Being at home means being with God

Being at home means being with God

One of the most moving moments of my first four years of priesthood was celebrating the Vigil Mass of Christmas in a homeless shelter for women run by the Legion of Mary.

When I was preaching the sermon, I casually mentioned that Jesus was born into homelessness. I thought it was a totally normal thing to say, but a few of the residents sat up in their chairs as if this had never occurred to them, that their awful condition – loneliness, hostility, uncertainty, cold – was a condition shared by their Saviour.

They seemed never to have made the connection, so I improvised a bit on the theme and the look on their faces was extraordinary. As I mentioned some of the struggles the Holy Family would have gone through, being homeless in a strange place, one of the women whispered out loud, “God love them”.


I had just read G.K. Chesterton’s wonderful poem about Bethlehem, so I was able to share with them his insight into the homelessness of the Child Jesus: “A child in a foul stable,/Where the beasts feed and foam;/Only where He was homeless/Are you and I at home”.

In Christ, God became homeless so that we could cease to be homeless; he stepped into the darkness to lead us into the light; he allowed himself to feel the freezing cold so as to draw us into the warmth of his presence. Very simply, the child born in Bethlehem is our way home.

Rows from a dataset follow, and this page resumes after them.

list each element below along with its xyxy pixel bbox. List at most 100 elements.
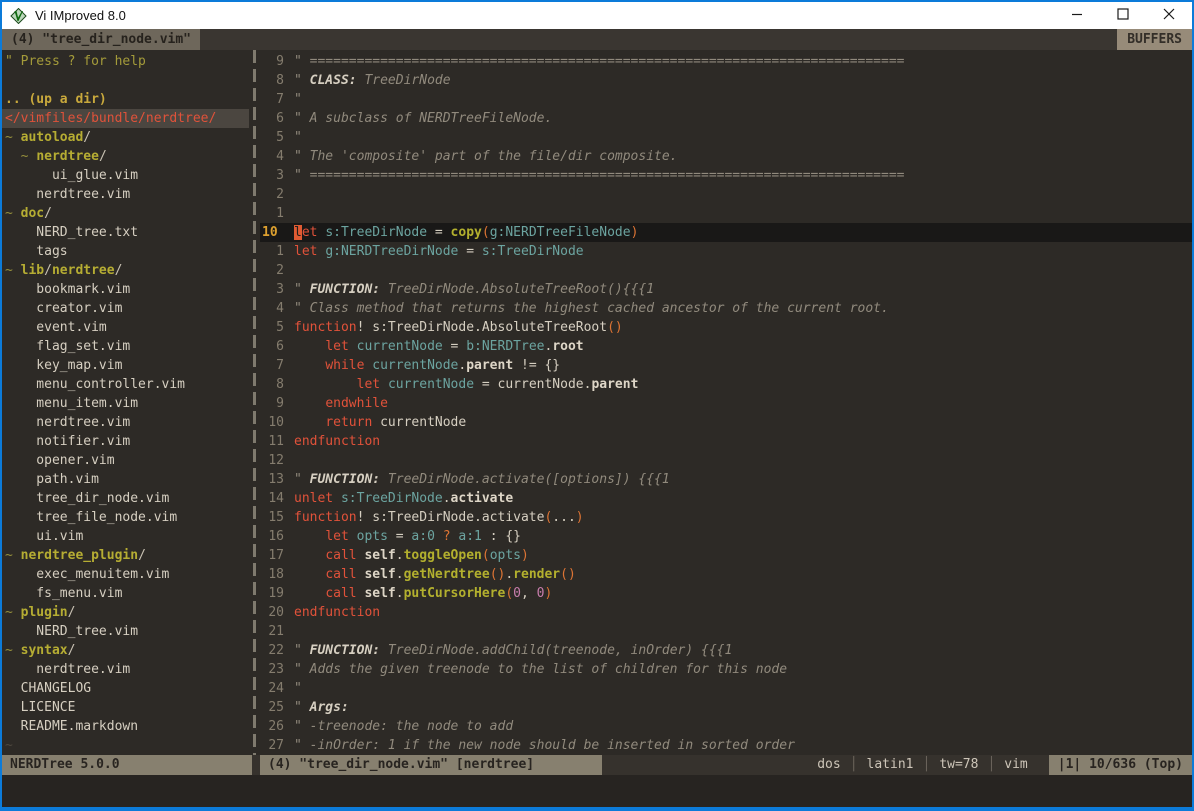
code-token [294, 548, 325, 563]
editor-line[interactable]: 26" -treenode: the node to add [260, 717, 1192, 736]
tree-file[interactable]: opener.vim [2, 451, 249, 470]
editor-line[interactable]: 25" Args: [260, 698, 1192, 717]
code-token: return [325, 415, 372, 430]
tab-tree-dir-node[interactable]: (4) "tree_dir_node.vim" [2, 29, 200, 50]
command-line[interactable] [2, 775, 1192, 807]
editor-line[interactable]: 9" =====================================… [260, 52, 1192, 71]
tree-file[interactable]: menu_controller.vim [2, 375, 249, 394]
tree-root-path[interactable]: </vimfiles/bundle/nerdtree/ [2, 109, 249, 128]
tree-dir-nerdtree[interactable]: ~ nerdtree/ [2, 147, 249, 166]
tree-file[interactable]: NERD_tree.txt [2, 223, 249, 242]
tree-file[interactable]: LICENCE [2, 698, 249, 717]
editor-line[interactable]: 4" Class method that returns the highest… [260, 299, 1192, 318]
code-text: " A subclass of NERDTreeFileNode. [294, 111, 552, 126]
editor-line[interactable]: 17 call self.toggleOpen(opts) [260, 546, 1192, 565]
tree-file[interactable]: nerdtree.vim [2, 185, 249, 204]
editor-line[interactable]: 13" FUNCTION: TreeDirNode.activate([opti… [260, 470, 1192, 489]
editor-line[interactable]: 9 endwhile [260, 394, 1192, 413]
editor-line[interactable]: 2 [260, 185, 1192, 204]
editor-line[interactable]: 7 while currentNode.parent != {} [260, 356, 1192, 375]
editor-line[interactable]: 1 [260, 204, 1192, 223]
editor-line[interactable]: 5" [260, 128, 1192, 147]
code-token: = [388, 529, 411, 544]
editor-line[interactable]: 5function! s:TreeDirNode.AbsoluteTreeRoo… [260, 318, 1192, 337]
tree-file[interactable]: menu_item.vim [2, 394, 249, 413]
maximize-button[interactable] [1100, 2, 1146, 29]
code-text: endfunction [294, 434, 380, 449]
tree-file[interactable]: fs_menu.vim [2, 584, 249, 603]
editor-line[interactable]: 27" -inOrder: 1 if the new node should b… [260, 736, 1192, 755]
tree-file[interactable]: creator.vim [2, 299, 249, 318]
tree-dir-nerdtree-plugin[interactable]: ~ nerdtree_plugin/ [2, 546, 249, 565]
code-token: activate [451, 491, 514, 506]
editor-line[interactable]: 8 let currentNode = currentNode.parent [260, 375, 1192, 394]
tree-file[interactable]: bookmark.vim [2, 280, 249, 299]
close-button[interactable] [1146, 2, 1192, 29]
tree-file[interactable]: notifier.vim [2, 432, 249, 451]
code-text: return currentNode [294, 415, 466, 430]
tree-file[interactable]: exec_menuitem.vim [2, 565, 249, 584]
tree-file[interactable]: ui.vim [2, 527, 249, 546]
editor-line[interactable]: 18 call self.getNerdtree().render() [260, 565, 1192, 584]
tree-file[interactable]: tree_dir_node.vim [2, 489, 249, 508]
code-token: opts [490, 548, 521, 563]
tree-file[interactable]: README.markdown [2, 717, 249, 736]
tree-file[interactable]: path.vim [2, 470, 249, 489]
tree-file[interactable]: NERD_tree.vim [2, 622, 249, 641]
editor-line[interactable]: 1let g:NERDTreeDirNode = s:TreeDirNode [260, 242, 1192, 261]
editor-line[interactable]: 21 [260, 622, 1192, 641]
editor-line[interactable]: 19 call self.putCursorHere(0, 0) [260, 584, 1192, 603]
editor-line[interactable]: 8" CLASS: TreeDirNode [260, 71, 1192, 90]
tree-dir-autoload[interactable]: ~ autoload/ [2, 128, 249, 147]
editor-line[interactable]: 7" [260, 90, 1192, 109]
code-token: tree_dir_node.vim [5, 491, 169, 506]
tree-dir-syntax[interactable]: ~ syntax/ [2, 641, 249, 660]
code-text: " The 'composite' part of the file/dir c… [294, 149, 678, 164]
editor-line[interactable]: 3" FUNCTION: TreeDirNode.AbsoluteTreeRoo… [260, 280, 1192, 299]
tree-file[interactable]: nerdtree.vim [2, 413, 249, 432]
code-token: " [294, 282, 310, 297]
tree-file[interactable]: tags [2, 242, 249, 261]
tree-dir-doc[interactable]: ~ doc/ [2, 204, 249, 223]
code-text: " FUNCTION: TreeDirNode.addChild(treenod… [294, 643, 732, 658]
buffers-label[interactable]: BUFFERS [1117, 29, 1192, 50]
code-token [294, 586, 325, 601]
minimize-button[interactable] [1054, 2, 1100, 29]
editor-line[interactable]: 2 [260, 261, 1192, 280]
editor-current-line[interactable]: 10let s:TreeDirNode = copy(g:NERDTreeFil… [260, 223, 1192, 242]
line-number: 15 [260, 508, 294, 527]
editor-line[interactable]: 12 [260, 451, 1192, 470]
tree-file[interactable]: key_map.vim [2, 356, 249, 375]
code-text: endfunction [294, 605, 380, 620]
tree-file[interactable]: event.vim [2, 318, 249, 337]
window-split-separator[interactable] [249, 50, 260, 755]
tree-file[interactable]: flag_set.vim [2, 337, 249, 356]
editor-line[interactable]: 16 let opts = a:0 ? a:1 : {} [260, 527, 1192, 546]
editor-line[interactable]: 11endfunction [260, 432, 1192, 451]
tree-up-dir[interactable]: .. (up a dir) [2, 90, 249, 109]
tree-file[interactable]: ui_glue.vim [2, 166, 249, 185]
statusline-item: latin1 [867, 755, 914, 775]
editor-line[interactable]: 10 return currentNode [260, 413, 1192, 432]
code-token: currentNode [357, 339, 443, 354]
tree-dir-lib-nerdtree[interactable]: ~ lib/nerdtree/ [2, 261, 249, 280]
code-token: FUNCTION: [310, 643, 380, 658]
editor-line[interactable]: 22" FUNCTION: TreeDirNode.addChild(treen… [260, 641, 1192, 660]
editor-line[interactable]: 14unlet s:TreeDirNode.activate [260, 489, 1192, 508]
tree-file[interactable]: nerdtree.vim [2, 660, 249, 679]
statusline-right-items: dos│latin1│tw=78│vim [808, 755, 1037, 775]
tree-file[interactable]: tree_file_node.vim [2, 508, 249, 527]
editor-line[interactable]: 23" Adds the given treenode to the list … [260, 660, 1192, 679]
editor-line[interactable]: 24" [260, 679, 1192, 698]
editor-line[interactable]: 20endfunction [260, 603, 1192, 622]
tree-file[interactable]: CHANGELOG [2, 679, 249, 698]
editor-line[interactable]: 15function! s:TreeDirNode.activate(...) [260, 508, 1192, 527]
editor-line[interactable]: 6 let currentNode = b:NERDTree.root [260, 337, 1192, 356]
editor-line[interactable]: 6" A subclass of NERDTreeFileNode. [260, 109, 1192, 128]
editor-line[interactable]: 4" The 'composite' part of the file/dir … [260, 147, 1192, 166]
code-token: autoload [21, 130, 84, 145]
tree-dir-plugin[interactable]: ~ plugin/ [2, 603, 249, 622]
code-token: currentNode [388, 377, 474, 392]
editor-line[interactable]: 3" =====================================… [260, 166, 1192, 185]
code-token: Args: [310, 700, 349, 715]
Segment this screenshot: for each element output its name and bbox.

And this year above all years, we feel the need for home. How often have we described 2020 as a “strange year”? It has certainly been an unhomely year for many of us. Even our Christmas celebrations have been muted. Comfort, contact, community – all these things which make us feel at home, all have been taken away to varying degrees, plunging us into a certain kind of homelessness.


This is immensely painful, but it can be a reminder too that, for us Christians, this world is not our ultimate home, and being at home – truly, safely, peacefully at home – means being with God, in this life and the next. And at Christmas we recall with joy that it is God who takes the initiative in this encounter, God who comes to be with us: “Only where He was homeless are you and I at home”.


Enduring in a place of danger

“Only where he was homeless are you and I at home”: the Cistercian monks of Tibhirine knew how true this was. They were martyred 25 years ago in Algeria, but before their murder they received many death threats. They knew perfectly well that staying on in this mission territory was dangerous. Their north-African home had become a strange, unhomely place, and some encouraged them to return to the comfort of France. But in the mystery of Christmas they found the strength to stay. Their prior Christian de Chergé wrote: “We must find in the mystery of the Incarnation our true reasons for staying here, despite the threats. Christmas is about Emmanuel, God silently present”.

They found the strength to stay, to endure joyfully in a place of danger, to live hopefully in strange times, because they knew that God was with them in the child Jesus. This little child, Fr Christian preached at their last midnight Mass, came to each of them to be held in their arms, and to offer to each a way forward, “the little way of Christmas”, a way home.


Making homes merry with Christ-centred carols

It has been very painful for congregations not to be able to welcome the birth of Christ by singing familiar Christmas carols. Churches normally filled with joyful voices have been strangely silent this Christmas. All the more reason, then, we should make sure our homes are filled this season with the merriness of Christ-centred carols. With the help of the Internet, we can even access Christmas music from around the world. I love the ‘Carol of the Birds’ and ‘RiuRiu Chiu’ from Spain, as well as the French song, ‘Il est né le divin enfant’. But nothing can beat the Kilmore Carols, especially the haunting ‘Jerusalem, our happy home’, which stirs up the Christian hope of heaven, a hope made possible by the Christ-child: “Jerusalem our happy home, When shall we come to thee?/When shall our sorrows have an end? Thy joys when shall we see?/There’s cinnamon that scenteth sweet, there palms spring on the ground;/No tongue can tell, no heart can think what joys do there abound”.